Description

A large number of interviews are still pending transcription. We will use the local system’s ztranscribe capability (alias for ~/.config/zsh/recipes/yt-transcribe) to download and transcribe these videos directly from YouTube.

Plan

Discovery: Find all video_assets missing a transcript_id that have a valid youtube platform ID.
Transcription: For each video, run the local yt-transcribe pipeline: ~/.config/zsh/recipes/yt-transcribe https://www.youtube.com/watch?v=<id>.
Ingestion: Move the resulting .txt transcripts from ~/Downloads/transcripts/ into a staging area and use the project’s ./bin/transcripts pipeline to ingest them into _data/transcripts/.
Audit: Run the transcript-conversational-audit skill (using rake audit:prepare[slug] and rake audit:ingest[slug]) to clean the transcript, separate speakers, and generate the durable insights and SEO metadata.

Acceptance Criteria

#1 Identify all pending video_assets with a youtube platform id
#2 Use yt-transcribe to download and transcribe the audio
#3 Import the resulting transcripts into the project using the transcript pipeline
#4 Run transcript-conversational-audit on the new transcripts to generate insights and metadata

Implementation Plan

Plan (Updated for async capabilities)

Discovery: Find all video_assets missing a transcript_id with a valid youtube platform ID.
Enqueue Jobs: For each video, use zdots-ctx enqueue transcription '{"url": "https://www.youtube.com/watch?v=<id>"}' to queue the download and transcription asynchronously.
Background Worker: Run the zdots-ctx worker in a background process or terminal pane to process the queued transcriptions without blocking the main workflow.
Ingestion & Auditing: As jobs complete and output to ~/Downloads/transcripts/, stage them in tmp/transcript-id-staging/ using their video_asset_id and run ./bin/transcripts ingest.
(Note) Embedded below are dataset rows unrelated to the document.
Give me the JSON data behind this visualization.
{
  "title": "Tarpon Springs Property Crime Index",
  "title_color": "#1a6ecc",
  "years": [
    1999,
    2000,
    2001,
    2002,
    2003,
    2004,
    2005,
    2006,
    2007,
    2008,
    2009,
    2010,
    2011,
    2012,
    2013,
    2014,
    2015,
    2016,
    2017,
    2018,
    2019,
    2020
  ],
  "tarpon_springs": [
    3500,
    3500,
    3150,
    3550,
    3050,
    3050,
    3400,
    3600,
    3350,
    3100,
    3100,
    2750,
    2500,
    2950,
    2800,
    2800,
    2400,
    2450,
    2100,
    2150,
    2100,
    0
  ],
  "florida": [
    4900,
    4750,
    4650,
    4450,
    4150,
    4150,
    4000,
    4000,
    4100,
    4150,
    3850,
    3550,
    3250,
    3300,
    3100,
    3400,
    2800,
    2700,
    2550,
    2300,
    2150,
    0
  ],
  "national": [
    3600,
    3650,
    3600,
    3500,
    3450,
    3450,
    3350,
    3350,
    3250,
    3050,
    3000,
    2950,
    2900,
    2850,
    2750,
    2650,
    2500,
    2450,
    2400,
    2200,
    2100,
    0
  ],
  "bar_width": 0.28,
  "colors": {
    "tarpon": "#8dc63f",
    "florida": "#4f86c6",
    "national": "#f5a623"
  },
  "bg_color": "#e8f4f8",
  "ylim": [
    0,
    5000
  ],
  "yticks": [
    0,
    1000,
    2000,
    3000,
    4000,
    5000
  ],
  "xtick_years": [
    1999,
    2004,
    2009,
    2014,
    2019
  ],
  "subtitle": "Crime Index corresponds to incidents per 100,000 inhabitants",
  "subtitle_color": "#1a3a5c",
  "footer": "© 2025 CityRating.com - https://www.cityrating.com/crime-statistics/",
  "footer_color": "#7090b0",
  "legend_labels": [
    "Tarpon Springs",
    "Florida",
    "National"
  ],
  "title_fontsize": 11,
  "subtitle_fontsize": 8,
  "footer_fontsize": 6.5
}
Finally, run the transcript-conversational-audit skill to generate insights and metadata.

Implementation Notes

Background worker is currently processing the queue of 41 videos. Wrote a script bin/stage_completed_transcripts.rb to automatically stage any finished .txt files from the worker. Successfully staged, ingested, and performed a canonical audit on the first completed transcript (david-heinemeier-hansson-dhh-railsconf-2014). The worker will continue processing the remaining ~40 videos in the background over the next few hours. Once done, the staging and ingestion scripts can be run again to process the rest of the batch.

Definition of Done

#1 AC criteria is completed and the change has been verified